Yine görüyoruz ki, gökyüzünde bulunan her biri dünyadan ve güneşten bin ya da bir milyon kez büyük olan yıldız kümeleriyle bütün kâinat boşlukta direksiz, her hangi bir dayanak olmadan durmaktadır. İşte kayyumiyetsizlik bu kozmos denen oluşumun yıkımıdır.[6]

Bediüzzaman, kayyumiyeti biraz daha yakından görmemiz için varlık âlemine iki dürbünle bakmayı tavsiye eder. Dürbünlerden biri en uzak yıldız kümelerini görebilecek teleskop ve diğeri de en küçük varlıkları görüntüleyen mikroskop olsun. Teleskopla yeryüzünden bin kez büyük olan yıldız ve yıldız kümelerinin nasıl da bir düzen içinde hareket ettiklerini ve bu seyirden hayretimizin nasıl çekildiğini ve mikroskopla da gözle görülmeyecek kadar küçük olan mikrop ve bakteri türü, mesela; kandaki akyuvarlar-alyuvarlar gibi canlıların yıldızlara benzer bir şekilde hareket ettiklerini aynı şekilde büyük bir hayretle  görebiliyoruz. Büyük dünyalardaolan ölçülülüğü küçük cisimlerde de görmek pekâlâ mümkündür. Bediüzzaman’ın “ ‘Sivrisineğin gözünü hâlk eden, güneşi dahi o hâlk etmiştir’ ya da ‘Pirenin midesini tanzim eden, manzume-i şemsiyeyi de o tanzim etmiştir.’[7]aforizmalarında olduğu gibi, yaratma açısından küçükle büyük arasında o denli bir benzerlik var ki küçük bir şeyi yaratan büyük bir şeyi de o yaratmıştır yargısına bizi götürmektedir.

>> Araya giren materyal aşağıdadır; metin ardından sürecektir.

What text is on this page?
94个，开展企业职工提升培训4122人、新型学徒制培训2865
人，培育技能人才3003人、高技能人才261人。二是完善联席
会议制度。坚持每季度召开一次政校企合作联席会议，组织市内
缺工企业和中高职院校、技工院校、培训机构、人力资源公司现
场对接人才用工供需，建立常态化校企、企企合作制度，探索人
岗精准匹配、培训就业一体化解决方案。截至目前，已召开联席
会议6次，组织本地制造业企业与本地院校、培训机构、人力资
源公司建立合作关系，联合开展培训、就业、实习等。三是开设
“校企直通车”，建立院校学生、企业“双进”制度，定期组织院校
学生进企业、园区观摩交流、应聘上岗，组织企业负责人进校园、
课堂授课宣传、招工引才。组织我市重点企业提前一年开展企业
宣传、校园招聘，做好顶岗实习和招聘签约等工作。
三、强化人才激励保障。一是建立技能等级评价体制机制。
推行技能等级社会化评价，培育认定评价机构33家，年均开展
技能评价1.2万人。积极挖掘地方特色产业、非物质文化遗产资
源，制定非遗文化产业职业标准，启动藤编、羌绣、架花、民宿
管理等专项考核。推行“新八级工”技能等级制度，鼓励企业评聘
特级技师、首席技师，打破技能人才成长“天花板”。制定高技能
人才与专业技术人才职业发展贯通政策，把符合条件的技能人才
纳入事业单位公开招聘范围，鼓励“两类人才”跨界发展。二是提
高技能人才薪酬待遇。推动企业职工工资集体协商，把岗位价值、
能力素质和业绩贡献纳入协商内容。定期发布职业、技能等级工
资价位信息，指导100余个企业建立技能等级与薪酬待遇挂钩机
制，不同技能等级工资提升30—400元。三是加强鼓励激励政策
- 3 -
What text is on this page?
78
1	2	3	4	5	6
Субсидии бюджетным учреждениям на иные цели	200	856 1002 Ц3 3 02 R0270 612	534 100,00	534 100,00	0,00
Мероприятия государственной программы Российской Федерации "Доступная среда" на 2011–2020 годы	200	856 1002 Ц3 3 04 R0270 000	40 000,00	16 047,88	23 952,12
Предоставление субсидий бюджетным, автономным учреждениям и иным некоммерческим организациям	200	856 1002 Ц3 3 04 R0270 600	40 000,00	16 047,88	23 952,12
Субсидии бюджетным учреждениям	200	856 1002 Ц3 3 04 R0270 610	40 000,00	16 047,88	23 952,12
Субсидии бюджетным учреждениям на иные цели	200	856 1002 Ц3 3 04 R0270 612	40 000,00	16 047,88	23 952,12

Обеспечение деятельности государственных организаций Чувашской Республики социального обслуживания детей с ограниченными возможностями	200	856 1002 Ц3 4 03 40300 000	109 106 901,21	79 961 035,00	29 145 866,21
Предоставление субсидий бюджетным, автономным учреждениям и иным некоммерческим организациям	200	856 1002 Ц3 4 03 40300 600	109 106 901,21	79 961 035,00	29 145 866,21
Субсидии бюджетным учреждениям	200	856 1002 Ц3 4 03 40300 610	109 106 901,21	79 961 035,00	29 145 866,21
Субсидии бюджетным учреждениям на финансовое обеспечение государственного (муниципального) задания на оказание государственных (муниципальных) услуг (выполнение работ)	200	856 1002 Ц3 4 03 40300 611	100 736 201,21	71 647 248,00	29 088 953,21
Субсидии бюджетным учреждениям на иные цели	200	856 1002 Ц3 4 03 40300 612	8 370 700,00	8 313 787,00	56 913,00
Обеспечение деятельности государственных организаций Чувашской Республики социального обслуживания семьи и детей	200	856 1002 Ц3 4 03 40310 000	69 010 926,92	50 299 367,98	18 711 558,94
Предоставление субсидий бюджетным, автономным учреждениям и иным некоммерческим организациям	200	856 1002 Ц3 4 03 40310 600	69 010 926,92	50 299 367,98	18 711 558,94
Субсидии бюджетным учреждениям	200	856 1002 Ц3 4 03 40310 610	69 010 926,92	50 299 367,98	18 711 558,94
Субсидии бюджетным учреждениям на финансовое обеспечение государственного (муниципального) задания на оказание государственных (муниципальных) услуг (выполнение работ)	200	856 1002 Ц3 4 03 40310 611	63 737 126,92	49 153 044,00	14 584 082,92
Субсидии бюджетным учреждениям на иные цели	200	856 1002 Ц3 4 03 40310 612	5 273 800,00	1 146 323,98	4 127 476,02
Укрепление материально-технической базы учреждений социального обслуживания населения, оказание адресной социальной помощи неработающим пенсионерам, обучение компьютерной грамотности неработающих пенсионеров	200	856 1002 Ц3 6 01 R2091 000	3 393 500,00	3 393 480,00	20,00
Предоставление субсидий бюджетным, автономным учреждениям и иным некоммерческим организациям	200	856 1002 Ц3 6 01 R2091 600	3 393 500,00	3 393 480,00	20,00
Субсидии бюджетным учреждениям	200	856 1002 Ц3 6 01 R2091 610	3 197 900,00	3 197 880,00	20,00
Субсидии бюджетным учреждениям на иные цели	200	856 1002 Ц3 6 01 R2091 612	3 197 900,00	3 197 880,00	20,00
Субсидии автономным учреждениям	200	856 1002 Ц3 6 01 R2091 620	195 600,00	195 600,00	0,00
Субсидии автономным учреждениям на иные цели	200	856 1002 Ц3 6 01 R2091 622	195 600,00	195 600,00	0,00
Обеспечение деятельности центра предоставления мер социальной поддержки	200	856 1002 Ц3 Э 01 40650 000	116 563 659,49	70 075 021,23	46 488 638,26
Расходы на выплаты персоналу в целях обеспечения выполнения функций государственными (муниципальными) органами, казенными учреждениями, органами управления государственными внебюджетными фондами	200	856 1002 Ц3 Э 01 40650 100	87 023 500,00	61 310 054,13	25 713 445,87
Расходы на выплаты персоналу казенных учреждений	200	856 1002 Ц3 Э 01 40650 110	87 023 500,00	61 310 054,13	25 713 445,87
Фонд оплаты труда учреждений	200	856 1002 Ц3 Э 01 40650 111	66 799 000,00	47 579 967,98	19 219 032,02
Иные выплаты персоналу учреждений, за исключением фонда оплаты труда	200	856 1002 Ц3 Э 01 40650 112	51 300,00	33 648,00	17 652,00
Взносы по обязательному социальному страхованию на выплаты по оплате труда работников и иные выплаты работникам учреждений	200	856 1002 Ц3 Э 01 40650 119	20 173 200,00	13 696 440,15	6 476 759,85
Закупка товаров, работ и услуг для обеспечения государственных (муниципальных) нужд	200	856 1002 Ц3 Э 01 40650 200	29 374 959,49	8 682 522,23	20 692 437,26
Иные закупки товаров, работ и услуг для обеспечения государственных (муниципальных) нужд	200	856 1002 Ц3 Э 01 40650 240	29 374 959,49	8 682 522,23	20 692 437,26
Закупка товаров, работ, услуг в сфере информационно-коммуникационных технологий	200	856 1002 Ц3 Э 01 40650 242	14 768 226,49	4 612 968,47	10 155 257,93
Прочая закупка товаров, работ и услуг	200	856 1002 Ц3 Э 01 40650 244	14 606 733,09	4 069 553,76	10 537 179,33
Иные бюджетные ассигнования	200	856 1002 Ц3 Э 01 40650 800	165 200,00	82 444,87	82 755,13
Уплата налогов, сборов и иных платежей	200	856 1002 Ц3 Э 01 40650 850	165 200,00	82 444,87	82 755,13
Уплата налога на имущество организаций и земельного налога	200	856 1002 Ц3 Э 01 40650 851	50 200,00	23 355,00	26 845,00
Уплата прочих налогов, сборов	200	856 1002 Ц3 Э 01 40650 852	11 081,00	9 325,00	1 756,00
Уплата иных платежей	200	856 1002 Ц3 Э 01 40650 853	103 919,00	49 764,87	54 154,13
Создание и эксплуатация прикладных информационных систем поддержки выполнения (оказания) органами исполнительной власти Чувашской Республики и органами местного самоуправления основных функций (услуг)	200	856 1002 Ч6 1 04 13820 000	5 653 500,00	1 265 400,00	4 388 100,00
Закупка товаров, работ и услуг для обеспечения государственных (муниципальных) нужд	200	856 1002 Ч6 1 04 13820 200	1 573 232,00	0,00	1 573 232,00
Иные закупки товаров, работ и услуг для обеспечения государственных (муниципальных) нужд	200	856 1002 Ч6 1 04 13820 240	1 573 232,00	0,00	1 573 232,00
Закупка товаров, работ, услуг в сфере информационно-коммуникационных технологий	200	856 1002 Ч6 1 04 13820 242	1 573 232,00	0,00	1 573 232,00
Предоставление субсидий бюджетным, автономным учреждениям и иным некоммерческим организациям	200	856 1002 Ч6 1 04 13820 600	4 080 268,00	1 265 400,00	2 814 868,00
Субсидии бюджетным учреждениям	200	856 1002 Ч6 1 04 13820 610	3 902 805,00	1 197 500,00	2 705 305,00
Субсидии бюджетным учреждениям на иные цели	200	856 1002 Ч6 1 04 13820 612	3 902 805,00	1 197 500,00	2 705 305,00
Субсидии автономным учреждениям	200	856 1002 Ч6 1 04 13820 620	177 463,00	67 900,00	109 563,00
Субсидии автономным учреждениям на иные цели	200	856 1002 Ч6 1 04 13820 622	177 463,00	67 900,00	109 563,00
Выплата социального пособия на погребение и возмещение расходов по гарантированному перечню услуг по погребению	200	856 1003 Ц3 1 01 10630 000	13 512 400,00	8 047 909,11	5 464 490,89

İnsanın Kayyum olan Allah için ayrı bir değeri vardır. Bu bağlamda Bediüzzaman, “Zat-ı Hayy-ı Kayyum,  bu kâinatta insanı irade etmiş ve kâinatı onun için yaratmış denilebilir.” der. Bunun nedenini de insanın mükemmel bir bütünlük içinde bütün ilahi isimleri anlama yeteneğine sahip oluşuna ve onlardan da haz alışına bağlar. Hele rızık konusunda güzel isimlerin bilincine varması sınırsız gibidir. Oysa Allah’ın her emrine hazır olan melekler bu zevktenmahrumdurlar.[8]

İnsan, kabiliyetleriyle cirminin çok üstünde işler yapmaktadır. Adeta her şeyin genel bir müfettişi konumundadır. Kendisine verilen mide aracılığıyla bütün rızıkları tadıp şükrünün bilincine ermesi de başka varlıklarda olmayan üstün kabiliyetlerle donanmış olmasından kaynaklanmaktadır.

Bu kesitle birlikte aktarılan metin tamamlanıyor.